While watching the canonisation of Popes John XXIII and John Paul II on television, I noticed that Pope Francis used the expression “we define” these Popes to be saints. Is this equivalent to the definition of a dogma and therefore an infallible judgment?
It is indeed an infallible judgment. Most of the medieval theologians, among them such notable figures as St Antoninus, Melchior Cano, Francisco Suarez and Cardinal Robert Bellarmine, were of the view that the canonisation of a saint is an infallible judgment.
St Thomas Aquinas, arguably the greatest theologian of all, writes: “Since the honour we pay the saints is in a certain sense a profession of faith, i.e., a belief in the glory of the saints, we must piously believe that in this matter also the judgment of the Church is not liable to error” (Quodlib. IX, a. 16).
The New Catholic Encyclopedia explains why such a judgment must be infallible: “The pope cannot by solemn definition induce errors concerning faith and morals into the teaching of the universal Church. Should the Church hold up for universal veneration a man’s life and habits that in reality led to [his] damnation, it would lead the faithful into error. It is now theologically certain that the solemn canonisation of a saint is an infallible and irrevocable decision of the supreme pontiff. God speaks infallibly through his Church as it demonstrates and exemplifies its universal teaching in a particular person or judges that person’s acts to be in accord with its teaching.”
The very rite of canonisation shows the Church’s belief that it is indeed an infallible judgment.
The Cardinal Prefect of the Congregation of the Causes of the Saints makes three petitions to the Holy Father, beseeching him on behalf of the Church to enrol the Blessed among the saints.
In the third petition he says: “Most Holy Father, Holy Church, trusting in the Lord’s promise to send upon her the Spirit of Truth, who in every age keeps the supreme Magisterium immune from error, most earnestly beseeches Your Holiness to enrol these, her elect, among the Saints.”
The reference to trusting in the assistance of the Spirit of Truth, the Holy Spirit, who “keeps the supreme Magisterium immune from error” shows the belief that infallibility is involved.
The Pope then reads the formula of canonisation: “For the honour of the Blessed Trinity, the exaltation of the Catholic faith and the increase of the Christian life, by the authority of our Lord Jesus Christ, and of the Holy Apostles Peter and Paul, and our own, after due deliberation and frequent prayer for divine assistance, and having sought the counsel of many of our brother Bishops, we declare and define Blessed N. and N. [to] be Saints and we enrol them among the Saints, decreeing that they are to be venerated as such by the whole Church. In the name of the Father, and of the Son, and of the Holy Spirit.”
Here too, the reference to the authority of Jesus Christ and of the Holy Apostles Peter and Paul, to due deliberation and frequent prayer for divine assistance, and the use of the formal words “declare and define” show that the Pope is exercising his teaching authority at the highest level.
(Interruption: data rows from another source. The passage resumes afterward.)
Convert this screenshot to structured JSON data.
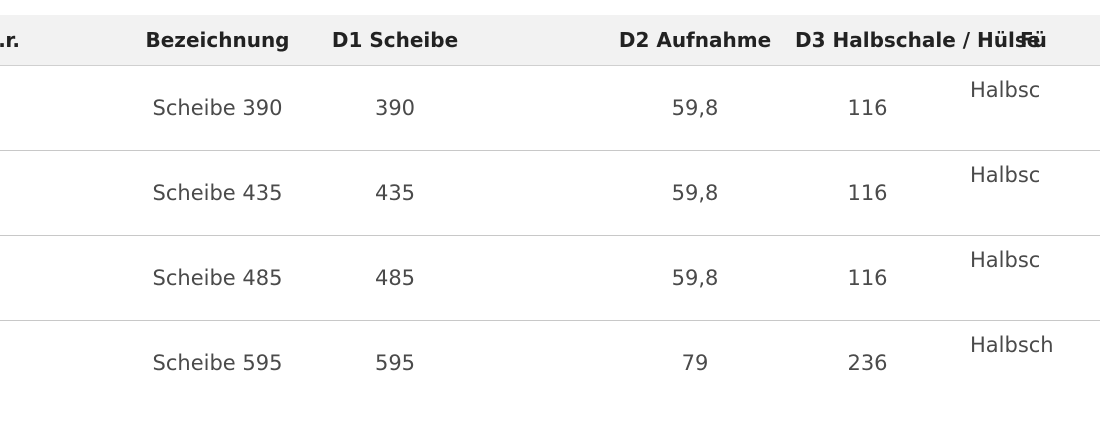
{
  "table": {
    "headers": [
      "…r.",
      "Bezeichnung",
      "D1 Scheibe",
      "D2 Aufnahme",
      "D3 Halbschale / Hülse",
      "Fü"
    ],
    "rows": [
      [
        "",
        "Scheibe 390",
        "390",
        "59,8",
        "116",
        "Halbsc"
      ],
      [
        "",
        "Scheibe 435",
        "435",
        "59,8",
        "116",
        "Halbsc"
      ],
      [
        "",
        "Scheibe 485",
        "485",
        "59,8",
        "116",
        "Halbsc"
      ],
      [
        "",
        "Scheibe 595",
        "595",
        "79",
        "236",
        "Halbsch"
      ]
    ]
  }
}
What exactly is the object of the infallible judgment? It is not the holiness of life of the person nor the existence of the miracle which confirms this holiness, but rather the fact that the person is indeed in heaven and hence can be the object of veneration by the whole Church.
Before making this judgment the Church undertakes a long and rigorous process of examining the life and virtues of the person, as well as the fact of the miracle attributed to him or her.
Only when this process is complete and the Church is certain that the person is now in heaven will she make a judgment of sanctity and proceed to the canonisation.
It should be understood that the declaration of sanctity does not imply that the person did not commit sins, even serious ones.
Some of the saints, among them St Augustine, led turbulent lives before they were converted and began a new life in God.
As they say, the saints did not all begin well, but they all ended well.